Occidental sees its shares fall after the results of the 1st quarter. Occidental Petroleum (NYSE: OXY) saw its stock drop 8% on Tuesday after reporting a net loss of $ 300 million in the first quarter, but strong free cash flow of $ 1.6 billion. The Permian’s higher production and strong profits from its chemicals unit boosted cash flow. But the additional cash flow from the company will be spent on reducing its $ 30 billion debt.
The EIA reduces the supply forecast. The EIA slightly reduced its supply forecast for US oil production for 2022 due to restraint on ongoing E&P spending, lowering its expected production from 20,000 b / d to 11.84 mb / d .
The ESG bubble bursts. Clean energy has been the worst performing sector so far, with investors drawing liquidity from the sector at the fastest rate in a year.
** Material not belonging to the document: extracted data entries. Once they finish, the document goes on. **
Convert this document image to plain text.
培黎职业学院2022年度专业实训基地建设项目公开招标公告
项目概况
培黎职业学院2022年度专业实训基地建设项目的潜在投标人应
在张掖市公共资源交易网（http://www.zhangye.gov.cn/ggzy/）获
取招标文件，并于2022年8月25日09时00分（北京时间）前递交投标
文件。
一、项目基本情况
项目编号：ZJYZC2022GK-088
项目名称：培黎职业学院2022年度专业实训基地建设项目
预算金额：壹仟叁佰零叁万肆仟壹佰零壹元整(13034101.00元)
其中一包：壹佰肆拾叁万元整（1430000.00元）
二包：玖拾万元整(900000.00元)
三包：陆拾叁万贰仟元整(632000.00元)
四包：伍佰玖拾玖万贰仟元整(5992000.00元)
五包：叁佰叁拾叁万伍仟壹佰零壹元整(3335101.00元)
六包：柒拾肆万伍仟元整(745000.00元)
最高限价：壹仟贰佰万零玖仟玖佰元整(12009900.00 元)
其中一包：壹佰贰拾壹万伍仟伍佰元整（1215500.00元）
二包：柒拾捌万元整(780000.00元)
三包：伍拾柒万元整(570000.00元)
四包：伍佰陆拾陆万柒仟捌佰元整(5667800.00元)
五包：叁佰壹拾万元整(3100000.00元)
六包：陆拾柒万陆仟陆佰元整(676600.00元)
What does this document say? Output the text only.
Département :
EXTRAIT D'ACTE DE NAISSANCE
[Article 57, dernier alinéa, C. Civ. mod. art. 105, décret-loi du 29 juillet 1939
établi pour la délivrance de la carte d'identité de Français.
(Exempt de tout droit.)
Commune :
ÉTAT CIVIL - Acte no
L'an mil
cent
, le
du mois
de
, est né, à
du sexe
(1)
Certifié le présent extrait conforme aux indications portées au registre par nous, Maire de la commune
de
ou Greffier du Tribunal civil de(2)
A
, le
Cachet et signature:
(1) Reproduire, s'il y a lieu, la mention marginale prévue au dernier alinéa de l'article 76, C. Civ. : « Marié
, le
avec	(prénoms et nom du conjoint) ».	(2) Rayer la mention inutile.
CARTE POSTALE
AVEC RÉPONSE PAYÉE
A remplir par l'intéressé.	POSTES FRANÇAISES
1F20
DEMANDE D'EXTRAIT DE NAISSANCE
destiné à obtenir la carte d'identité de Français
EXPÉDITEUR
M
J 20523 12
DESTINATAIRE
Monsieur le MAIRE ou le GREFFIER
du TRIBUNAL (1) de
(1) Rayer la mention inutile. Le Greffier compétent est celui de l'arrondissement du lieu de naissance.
The iShares Global Clean Energy (ICLN) ETF, a catch-all bet on clean energy, has fallen 26.7% year-to-date, while the market’s only pure-play solar ETF, Solar Invesco ETF (NYSEARCA: TAN), increased 32.7% during the period.
Biden’s $ 2.5 trillion infrastructure plan could push up those EV inventories. A massive $ 2.5 trillion infrastructure plan could send EV companies – and many of their ties – to new heights. And some investors are preparing to pile in like never before as the “green tidal wave” prepares to reach tsunami proportions.
Pembina puts Jordan Cove on hiatus. Pembina (NYSE: PBA) “Paused” its Jordan Cove LNG export project in Oregon, a project that has been on and off the drawing board for 15 years but has been plagued by repeated license denials.
Tesla is looking at renewable energy credits. Tesla (NASDAQ: TSLA) seeks to enter the multi-billion dollar renewable energy credit market in the United States. The EPA seeks to qualify electric vehicles that generate tradable credits under the Renewable Fuels Standard.
Gas faces an uncertain future in Europe. As carbon prices hit record highs and EU climate policy turns the screw on carbon emissions, coal is on the way out in Europe, but natural gas is also undergoing a increased surveillance. “The window for (building) conventional gas production seems to be narrowing. We have a feeling you need to get some big investments in gas by the middle of the decade, unless you partner them with CCS or do something creative with hydrogen, ”Murray Douglas told Reuters, research director at the consulting firm Wood Mackenzie.
Renewable energies posted a record in the first quarter. The United States added 2.5 GW of wind power and 1.2 GW of large-scale solar power in the first quarter, the best start to the year on record.